Oak Savanna Restoration Ties UW Arboretum to Madison Neighborhood

The sun shines through the golden-hued foliage of oak trees at the Arboretum. (Photo by Jeff Miller/UW-Madison)

The sun shines through the golden-hued foliage of oak trees at the Arboretum. (Photo by Jeff Miller/UW-Madison)

“If you want to get a neighbor’s attention, start cutting down some of their favorite trees.

That was a lesson the University of Wisconsin–Madison Arboretum quickly learned 25 years ago as it began an ambitious oak savanna restoration project along its northwestern border. As Arboretum staff worked to free ancient oaks from overgrown trees, the nearby Dudgeon Monroe neighborhood voiced concerns over the changes to the natural area they had come to consider their own.
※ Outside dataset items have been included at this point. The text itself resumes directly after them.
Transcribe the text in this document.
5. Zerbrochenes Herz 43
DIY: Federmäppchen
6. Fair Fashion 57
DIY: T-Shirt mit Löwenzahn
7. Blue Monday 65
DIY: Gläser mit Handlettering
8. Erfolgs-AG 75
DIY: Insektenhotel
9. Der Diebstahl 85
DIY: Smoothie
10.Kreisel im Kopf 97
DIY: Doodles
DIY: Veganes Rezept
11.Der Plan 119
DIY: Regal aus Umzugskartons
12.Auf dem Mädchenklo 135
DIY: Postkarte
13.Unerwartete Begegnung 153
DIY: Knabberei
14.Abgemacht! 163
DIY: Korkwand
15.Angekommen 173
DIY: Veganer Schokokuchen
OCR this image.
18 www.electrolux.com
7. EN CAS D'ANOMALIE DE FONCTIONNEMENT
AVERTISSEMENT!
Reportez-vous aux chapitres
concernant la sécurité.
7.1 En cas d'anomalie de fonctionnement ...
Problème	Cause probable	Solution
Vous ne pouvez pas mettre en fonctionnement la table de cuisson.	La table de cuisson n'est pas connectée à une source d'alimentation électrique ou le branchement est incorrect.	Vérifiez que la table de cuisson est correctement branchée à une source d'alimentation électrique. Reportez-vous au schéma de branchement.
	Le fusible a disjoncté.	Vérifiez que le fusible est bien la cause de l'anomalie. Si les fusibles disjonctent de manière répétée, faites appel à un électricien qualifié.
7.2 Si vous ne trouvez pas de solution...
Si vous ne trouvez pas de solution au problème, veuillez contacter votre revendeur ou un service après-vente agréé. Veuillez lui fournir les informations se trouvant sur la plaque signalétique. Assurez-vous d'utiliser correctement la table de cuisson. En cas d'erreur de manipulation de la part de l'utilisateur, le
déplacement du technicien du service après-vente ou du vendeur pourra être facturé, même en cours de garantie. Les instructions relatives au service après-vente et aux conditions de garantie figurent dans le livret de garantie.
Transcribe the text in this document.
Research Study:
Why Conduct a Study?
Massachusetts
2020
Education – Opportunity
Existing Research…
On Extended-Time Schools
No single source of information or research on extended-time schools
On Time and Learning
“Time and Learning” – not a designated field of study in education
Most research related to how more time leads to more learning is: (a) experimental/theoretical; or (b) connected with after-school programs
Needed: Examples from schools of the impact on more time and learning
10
Early tensions quickly eased as the Arboretum recruited volunteers and leaders from the neighborhood to partner in restoring this endangered ecosystem.

The Wingra Oak Savanna still thrives today, supported by neighborhood volunteers and an expanding list of community partners that help maintain and expand the restoration. A tour on Aug. 20, meeting at the parking lot at Arbor Drive and Monroe Street. at 1 p.m., will explore the site and the plants and animals that live there.”